Secondly, we measured the level of TS after exposure to various chemotherapeutic agents in order to examine whether these agents could affect the TS level. Our study showed that most agents, including GEM, CDDP, and MMC, which have been used as chemotherapeutic agents for bladder cancer in general, up-regulated the TS level. However, only SN-38 down-regulated the TS level in a dose-dependent manner. In general, the TS level was up-regulated after exposure to most agents, as most cancer cells gained resistance to chemotherapeutic agents. According to a previous report in lung cancer cells exposed to CDDP, the level of TS was significantly up-regulated and these cells developed resistance to CDDP. Moreover, this study demonstrated that the up-regulation of TS was associated with the phosphorylation of mitogen-activated protein kinase kinase 1/2-extracellular signal-regulated kinase 1/2 9.

Thirdly, we evaluated the cytotoxicity of 5-FU in combination with SN-38. There was significant growth inhibition in cells treated with combined 5-FU and SN-38 compared to cells treated with SN-38 or 5-FU alone. In addition, based on the CI index, a synergistic effect was observed in cells treated with the combination treatment. Interestingly, in cells in which the level of TS was down-regulated using siRNA for TYMS, neither an additive nor a synergistic effect of the combination treatment was observed. This result revealed that down-regulation of the TS level might be associated with the enhancement of 5-FU in our in vitro study.
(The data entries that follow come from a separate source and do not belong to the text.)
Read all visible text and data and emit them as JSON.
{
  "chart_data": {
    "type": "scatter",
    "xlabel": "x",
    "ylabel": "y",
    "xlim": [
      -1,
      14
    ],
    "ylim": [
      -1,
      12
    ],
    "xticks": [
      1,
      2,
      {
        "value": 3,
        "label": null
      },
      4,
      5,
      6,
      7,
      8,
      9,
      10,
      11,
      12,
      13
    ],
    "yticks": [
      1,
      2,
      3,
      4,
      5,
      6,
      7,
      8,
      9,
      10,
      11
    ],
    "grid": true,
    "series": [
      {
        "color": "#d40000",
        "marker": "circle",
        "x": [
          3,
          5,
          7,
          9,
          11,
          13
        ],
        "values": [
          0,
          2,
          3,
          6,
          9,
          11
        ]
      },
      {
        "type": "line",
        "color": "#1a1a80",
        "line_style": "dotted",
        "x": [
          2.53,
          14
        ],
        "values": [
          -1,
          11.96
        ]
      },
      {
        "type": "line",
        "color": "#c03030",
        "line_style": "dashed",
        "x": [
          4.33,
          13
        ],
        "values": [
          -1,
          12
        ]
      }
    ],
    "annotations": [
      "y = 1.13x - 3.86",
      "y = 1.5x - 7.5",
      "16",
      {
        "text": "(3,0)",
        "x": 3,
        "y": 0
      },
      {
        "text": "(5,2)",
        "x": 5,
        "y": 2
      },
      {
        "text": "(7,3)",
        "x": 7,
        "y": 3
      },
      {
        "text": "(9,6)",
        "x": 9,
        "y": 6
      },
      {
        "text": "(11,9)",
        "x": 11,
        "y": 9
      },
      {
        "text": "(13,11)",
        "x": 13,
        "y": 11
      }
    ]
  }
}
Finally, the combination treatment of S-1 with CPT-11 was evaluated in the KU-19-19 subcutaneous tumor model. The results demonstrated that significant inhibition of tumor growth was observed in tumors treated with S-1 in combination with CPT-11 as compared to tumors treated with S-1 or CPT-11 alone. Furthermore, our study showed that the TS protein level in tumors treated with the S-1 and CPT-11 combination treatment was significantly lower than that in tumors treated with S-1 alone. These results showed that the therapeutic effects of S-1 enhanced by CPT-11 were highly associated with the down-regulation of TS levels in KU-19-19 tumors in our in vivo study.

In conclusion, this was the first study demonstrating the efficacy of S-1 in combination with CPT-11 in bladder cancer. Recently, there have been several studies on the effects of S-1 in bladder cancer, in particular with a high level of DPD on the basis of the fact that S-1 has the strongest DPD inhibitor among 5-FU-related agents 8–21. However, an effective strategy for bladder cancer with a high level of TS has never been established. In this study, we demonstrated that CPT-11 could enhance the cytotoxic effects of S-1 in aggressive bladder cancer cells with a higher level of TS expression. Therefore, combination treatment consisting of S-1 and CPT-11 could be a novel chemotherapeutic regimen in bladder cancer, even with higher levels of TS and DPD.